Une orientation vers des spécialistes de différentes disciplines devrait également être envisagée dans les cas suivants [2] : Si des troubles du rythme cardiaque ou des indices de maladies cardiaques obstructives sont constatés avec des vertiges, un examen cardiologique est indiqué. Si une maladie neurologique est suspectée pour la première fois, elle doit toujours être adressée au service de neurologie. Il est recommandé de procéder à un examen ORL si l’un des diagnostics suivants est suspecté : M. Menière, neurinome de l’acoustique, trouble de l’audition ou en cas d’origine vestibulaire douteuse (à l’exception du VPPB). Le recours à la psychosomatique et à la psychothérapie en cas de vertiges psychogènes est une question d’appréciation. Si des vertiges cervicogéniques sont suspectés, il peut être indiqué d’orienter le patient vers des praticiens spécifiquement formés à cet effet. La chirurgie/l’angiologie doit être envisagée en cas de suspicion de “Subclavian Steal Syndrome” Si les symptômes de vertige sont attribués à une origine non identifiable avec précision dans le cadre d’une multimorbidité gériatrique, il s’agit d’une indication pour envisager une réadaptation gériatrique/un traitement gériatrique complexe ambulatoire.
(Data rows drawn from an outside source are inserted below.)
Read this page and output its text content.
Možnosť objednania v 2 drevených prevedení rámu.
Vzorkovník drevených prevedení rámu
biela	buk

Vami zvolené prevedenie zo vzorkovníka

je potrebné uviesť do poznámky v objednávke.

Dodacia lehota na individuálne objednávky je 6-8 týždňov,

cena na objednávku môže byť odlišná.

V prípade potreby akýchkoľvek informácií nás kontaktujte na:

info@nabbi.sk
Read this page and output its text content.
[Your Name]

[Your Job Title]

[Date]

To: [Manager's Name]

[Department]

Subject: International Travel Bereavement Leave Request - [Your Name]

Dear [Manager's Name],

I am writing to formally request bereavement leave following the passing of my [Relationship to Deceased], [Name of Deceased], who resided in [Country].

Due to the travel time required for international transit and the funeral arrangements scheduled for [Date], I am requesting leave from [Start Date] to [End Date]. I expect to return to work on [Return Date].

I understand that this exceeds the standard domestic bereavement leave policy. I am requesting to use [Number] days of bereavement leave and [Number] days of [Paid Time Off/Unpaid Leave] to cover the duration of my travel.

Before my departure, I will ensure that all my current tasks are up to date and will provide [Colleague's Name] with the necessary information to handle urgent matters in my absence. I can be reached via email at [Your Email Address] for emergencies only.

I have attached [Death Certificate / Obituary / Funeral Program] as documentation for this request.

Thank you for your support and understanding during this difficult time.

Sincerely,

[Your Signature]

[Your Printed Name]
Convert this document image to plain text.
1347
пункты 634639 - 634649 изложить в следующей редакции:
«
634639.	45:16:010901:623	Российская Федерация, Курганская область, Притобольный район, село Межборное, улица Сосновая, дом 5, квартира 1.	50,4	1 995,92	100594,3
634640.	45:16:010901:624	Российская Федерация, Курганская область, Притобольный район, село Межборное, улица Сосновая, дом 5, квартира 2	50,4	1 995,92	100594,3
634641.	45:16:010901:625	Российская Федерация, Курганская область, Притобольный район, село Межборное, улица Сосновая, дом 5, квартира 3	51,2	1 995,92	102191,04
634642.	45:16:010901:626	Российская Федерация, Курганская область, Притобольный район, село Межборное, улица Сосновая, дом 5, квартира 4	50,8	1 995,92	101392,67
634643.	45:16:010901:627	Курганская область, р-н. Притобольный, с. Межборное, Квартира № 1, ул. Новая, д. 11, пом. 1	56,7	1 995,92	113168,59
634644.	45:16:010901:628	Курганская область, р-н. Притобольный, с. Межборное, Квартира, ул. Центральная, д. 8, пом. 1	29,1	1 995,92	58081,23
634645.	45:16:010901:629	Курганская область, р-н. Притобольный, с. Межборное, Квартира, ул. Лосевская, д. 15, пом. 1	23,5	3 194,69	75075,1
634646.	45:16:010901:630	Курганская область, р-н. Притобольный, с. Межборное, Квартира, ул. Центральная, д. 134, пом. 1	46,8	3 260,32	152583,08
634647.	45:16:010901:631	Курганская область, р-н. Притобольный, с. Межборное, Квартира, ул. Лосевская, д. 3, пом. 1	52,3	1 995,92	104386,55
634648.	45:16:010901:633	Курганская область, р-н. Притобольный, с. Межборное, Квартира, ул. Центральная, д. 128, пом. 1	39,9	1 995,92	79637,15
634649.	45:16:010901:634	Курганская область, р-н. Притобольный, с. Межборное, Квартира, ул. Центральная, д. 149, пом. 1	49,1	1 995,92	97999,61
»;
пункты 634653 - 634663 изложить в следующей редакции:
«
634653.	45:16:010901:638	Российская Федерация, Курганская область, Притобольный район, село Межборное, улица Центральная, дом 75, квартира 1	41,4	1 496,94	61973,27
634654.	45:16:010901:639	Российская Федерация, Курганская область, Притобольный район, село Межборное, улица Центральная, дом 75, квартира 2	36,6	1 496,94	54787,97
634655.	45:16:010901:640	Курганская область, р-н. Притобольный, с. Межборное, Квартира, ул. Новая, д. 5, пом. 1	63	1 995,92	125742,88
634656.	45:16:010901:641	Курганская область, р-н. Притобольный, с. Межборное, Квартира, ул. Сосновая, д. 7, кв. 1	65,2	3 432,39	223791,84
Thérapie combinée multimodale recommandée
Les antivertigineux ne sont indiqués que pour une utilisation à court terme, après quoi il est possible de passer à un traitement associant cinnarizine et dimenhydrinate (antihistaminique), si la tolérance est bonne et s’il n’y a pas de contre-indications [2]. En cas de vertiges dans le cadre du complexe de symptômes de Méniére, l’utilisation de la bétahistine est recommandée. Il est également possible de prescrire le Vertigoheel, un phytothérapeutique à l’efficacité comparable. En cas de vertige fonctionnel (anciennement appelé “vertige psychogène”), qui est fluctuant et s’intensifie en présence de stimuli phobiques, le mécanisme pathologique doit être expliqué aux patients dans le cadre d’une thérapie psychoéducative. Une désensibilisation peut être effectuée avec une thérapie d’exposition combinée à une pharmacothérapie (par exemple avec des inhibiteurs sélectifs de la recapture de la sérotonine, ISRS). L’inquiétude diffuse est généralement fréquente chez les personnes souffrant de symptômes de vertige. Cependant, selon les lignes directrices S3 [2], les psychotropes fortement sédatifs (par exemple les benzodiazépines) ne sont pas indiqués. Si le problème de vertige est supposé persister pendant une longue période, il convient d’expliquer la nécessité de s’adapter au mieux aux symptômes. Les méthodes physiques telles que les manœuvres de libération et l’entraînement à l’équilibre permettent généralement de soulager le vertige positionnel paroxystique bénin (VPPB), l’une des causes les plus fréquentes de vertiges chez les patients âgés. Il convient d’effectuer environ cinq séances d’entraînement par semaine.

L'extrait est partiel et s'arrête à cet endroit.